16 Jan 10 | Re: Democracy in action

In November, I wrote to my MP for the first time about letting agency fees (I won’t go too far into it just now, but briefly I think that the way the system works makes the exploitation of tenants inevitable). I’ve been reasonably pleased with the response.

After my initial email to David Howarth’s office I got a fairly speedy email acknowledgement followed by a letter two weeks later. The letter enclosed another letter Mr Howarth had written to none other than Lord Mandelson to pass on my concerns, since letting agencies fall within Mandelson’s super-department, along with greengrocers, inventors, teacher training colleges and a twinkling miscellany of other incidentalia. The tension had now been ratcheted up - I might get a communication from the Grand High Poo-Bah himself.

I waited, agog, until yesterday when I received my reply. The House of Commons envelope was an early clue that I had not in fact been personally contacted by Lord Mandelson, and so it proved: the reply was from one Ian Austin MP at the Department for Communities and Local Government. It appears that letting agencies are not part of Mandelson’s remit after all. Perhaps David Howarth simply uses him as a repository for all queries whose rightful destination isn’t immediately clear.

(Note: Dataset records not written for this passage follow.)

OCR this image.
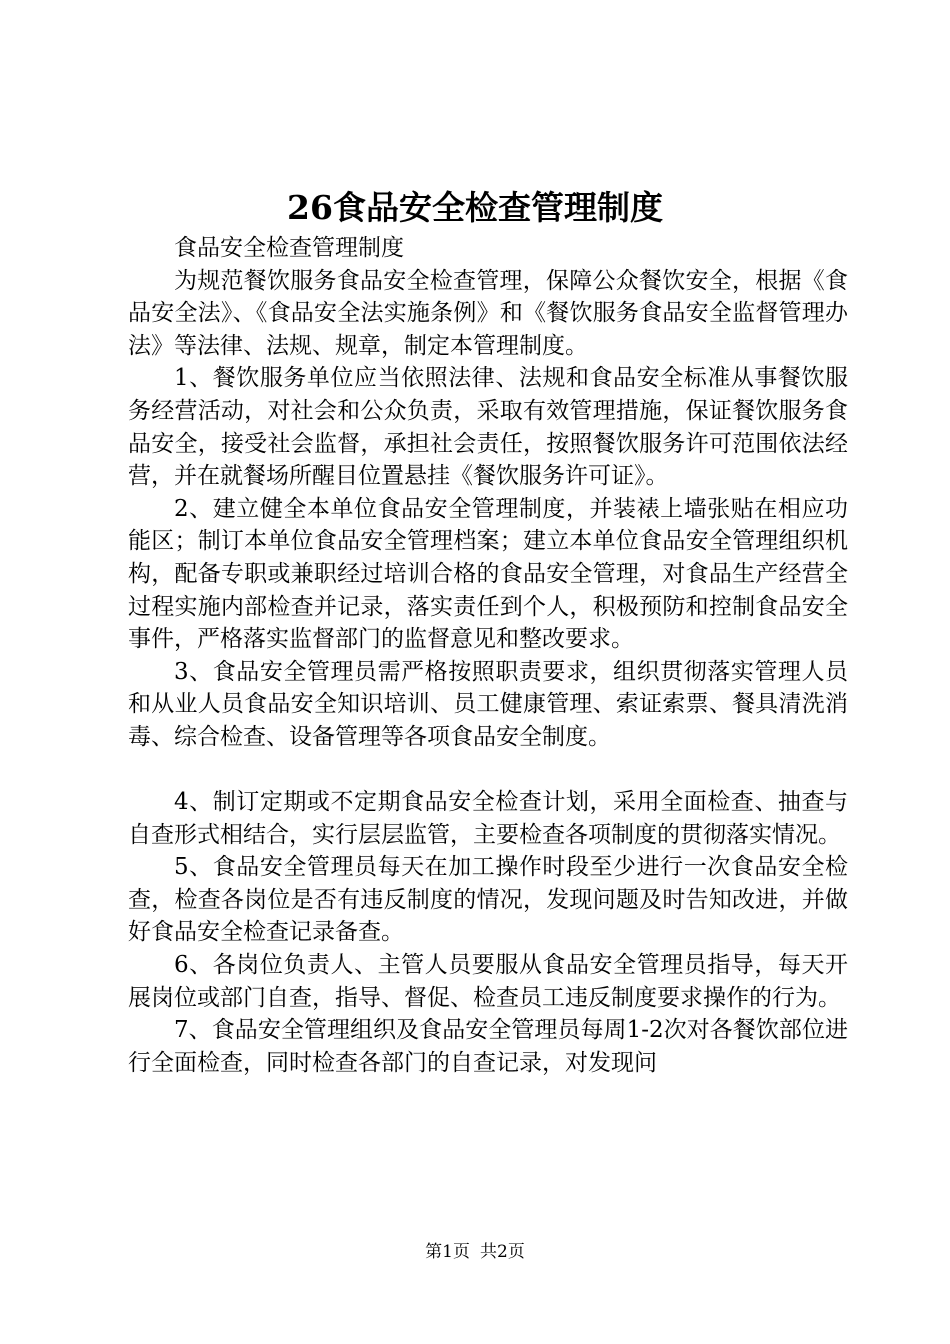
26食品安全检查管理制度

食品安全检查管理制度

为规范餐饮服务食品安全检查管理，保障公众餐饮安全，根据《食品安全法》、《食品安全法实施条例》和《餐饮服务食品安全监督管理办法》等法律、法规、规章，制定本管理制度。

1、餐饮服务单位应当依照法律、法规和食品安全标准从事餐饮服务经营活动，对社会和公众负责，采取有效管理措施，保证餐饮服务食品安全，接受社会监督，承担社会责任，按照餐饮服务许可范围依法经营，并在就餐场所醒目位置悬挂《餐饮服务许可证》。

2、建立健全本单位食品安全管理制度，并装裱上墙张贴在相应功能区；制订本单位食品安全管理档案；建立本单位食品安全管理组织机构，配备专职或兼职经过培训合格的食品安全管理，对食品生产经营全过程实施内部检查并记录，落实责任到个人，积极预防和控制食品安全事件，严格落实监督部门的监督意见和整改要求。

3、食品安全管理员需严格按照职责要求，组织贯彻落实管理人员和从业人员食品安全知识培训、员工健康管理、索证索票、餐具清洗消毒、综合检查、设备管理等各项食品安全制度。

4、制订定期或不定期食品安全检查计划，采用全面检查、抽查与自查形式相结合，实行层层监管，主要检查各项制度的贯彻落实情况。

5、食品安全管理员每天在加工操作时段至少进行一次食品安全检查，检查各岗位是否有违反制度的情况，发现问题及时告知改进，并做好食品安全检查记录备查。

6、各岗位负责人、主管人员要服从食品安全管理员指导，每天开展岗位或部门自查，指导、督促、检查员工违反制度要求操作的行为。

7、食品安全管理组织及食品安全管理员每周1-2次对各餐饮部位进行全面检查，同时检查各部门的自查记录，对发现问

第1页 共2页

Ian Austin is a man, it seems, of some competence, though his handwriting is rather a scrawl. If you want to read more about him, a diligent, friendly-looking under-secretary toiling under the scattershot sway of John Denham, you can do so here. His letter contained no end of encouraging information: the Government is already planning to start regulating the hated letting agencies, and back their pronouncements up with “an effective system of redress”. This is in response to the little-known Rugg Review of 2008. Shout-outs to Julie Rugg and David Rhodes of the Centre for Housing Policy at the University of York.

Now, I follow the news and I have never heard of the Rugg Review, yet if it does manage to reduce the arbitrary, exploitative and unjust fees that agencies charge at the moment then it will be one of the most important acts of government for years, improving the lot of millions of ordinary people. You would think a Labour government would make a bit more political capital out of something like that. Nevertheless, it’s good to know that you can write to your MP and get an informative and worthwhile response. I hope all MPs are as attentive as David Howarth.

It’s also worth mentioning that Mr Howarth came out of the expenses scandal very well indeed: a good guy all round. Shame I’ve heard he won’t be standing at the next election.